The Cancer Research Institute focuses on immunological treatments for cancer, both single treatment approaches and treatments complementing chemotherapy and surgery. It offers research grants to students, postdoctoral fellows, and investigators at medical research institutions, funds clinical trials testing promising immunotherapies, and convenes scientific conferences for tumor immunologists.
The Institute was founded by Nauts and Grace as a way to advance studies of immunotherapies for cancer, and to fund early career researchers. [1] [2] Its founding medical director was Lloyd Old, who was heading the Ludwig Institute for Cancer Research at Memorial Sloan Kettering.
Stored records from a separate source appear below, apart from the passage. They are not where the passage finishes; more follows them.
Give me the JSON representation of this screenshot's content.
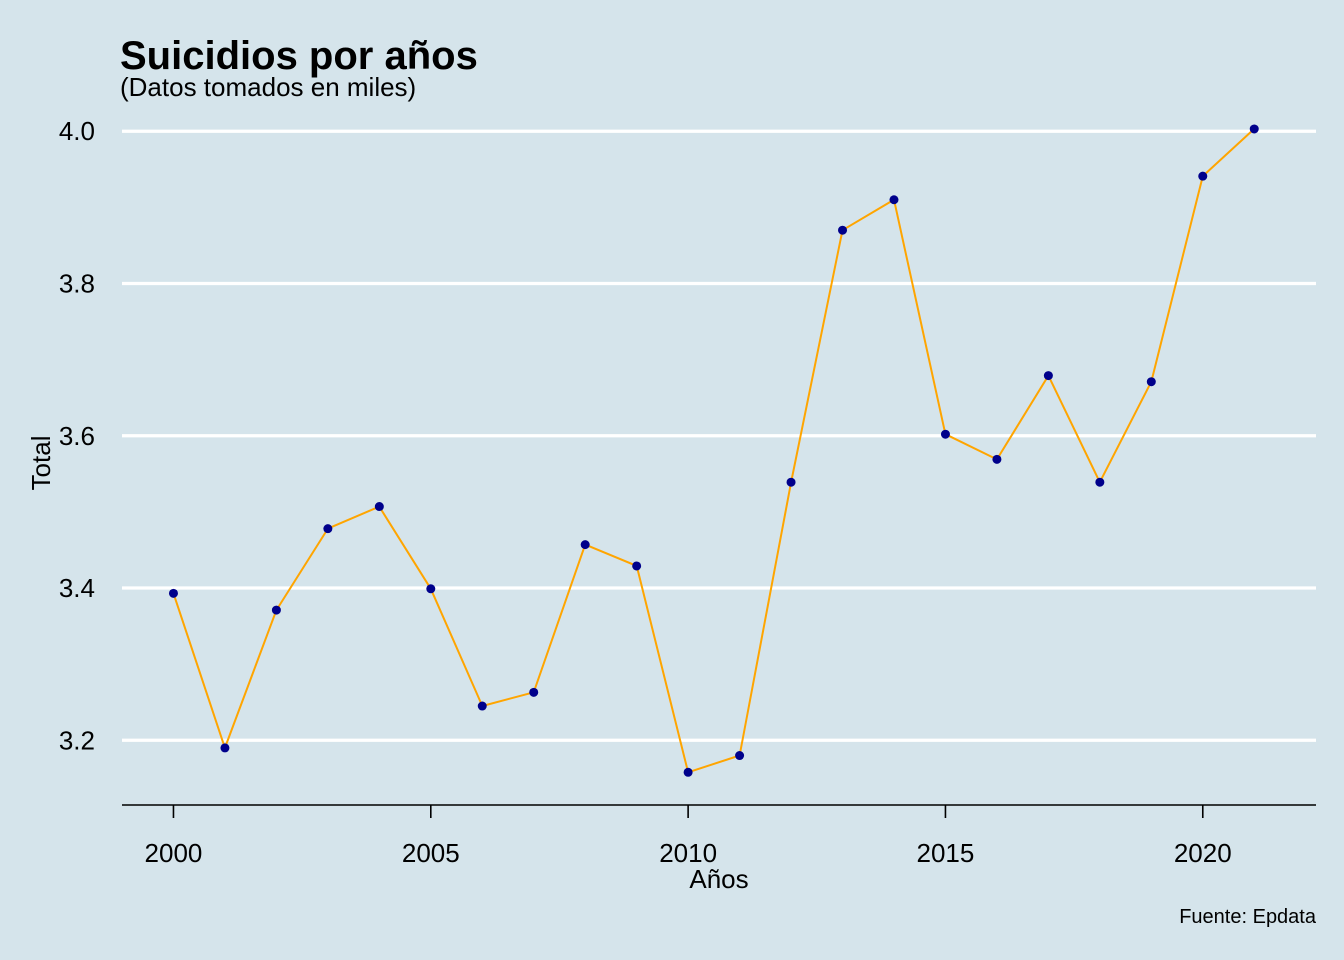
{
  "chart_data": {
    "type": "line",
    "title": "Suicidios por años",
    "subtitle": "(Datos tomados en miles)",
    "xlabel": "Años",
    "ylabel": "Total",
    "caption": "Fuente: Epdata",
    "x": [
      2000,
      2001,
      2002,
      2003,
      2004,
      2005,
      2006,
      2007,
      2008,
      2009,
      2010,
      2011,
      2012,
      2013,
      2014,
      2015,
      2016,
      2017,
      2018,
      2019,
      2020,
      2021
    ],
    "series": [
      {
        "values": [
          3.393,
          3.19,
          3.371,
          3.478,
          3.507,
          3.399,
          3.245,
          3.263,
          3.457,
          3.429,
          3.158,
          3.18,
          3.539,
          3.87,
          3.91,
          3.602,
          3.569,
          3.679,
          3.539,
          3.671,
          3.941,
          4.003
        ]
      }
    ],
    "xlim": [
      1999,
      2022.2
    ],
    "ylim": [
      3.115,
      4.02
    ],
    "xticks": [
      "2000",
      "2005",
      "2010",
      "2015",
      "2020"
    ],
    "yticks": [
      "3.2",
      "3.4",
      "3.6",
      "3.8",
      "4.0"
    ],
    "grid": "horizontal-major",
    "colors": {
      "background": "#d5e4eb",
      "line": "#ffa500",
      "points": "#00008b",
      "grid": "#ffffff"
    }
  }
}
For a few decades CRI was the only foundation dedicated to supporting studies of cancer immunotherapies. [3]
Since 1953, CRI has distributed over $500 million in grants, supporting over 3000 scientists. [4] As of 2024, it is led by CEO Alicia Zhou. [5] Its work is guided by a scientific advisory council that includes four Nobel laureates and 35 members of the National Academy of Sciences. [5] [6]
In 2020, CRI collaborated with Sage Bionetworks to produce an interactive online atlas of research datasets in immuno-oncology. [7] [8] In 2025, it funded a Mount Sinai immunotherapy lab to study outcomes across CRI's clinical trials. [9]
The institute sponsors a number of annual awards in the field of cancer research, [10] and dozens of postdoctoral fellowships. [6] Awards are announced at the Institute's annual symposium. [11]
The William B. Coley Award, Lloyd J. Old Award, and Frederick W. Alt Award recognize scientists whose research has had a major impact on immunology. Other annual awards are the Oliver R. Grace Award and the Helen Coley Nauts Award.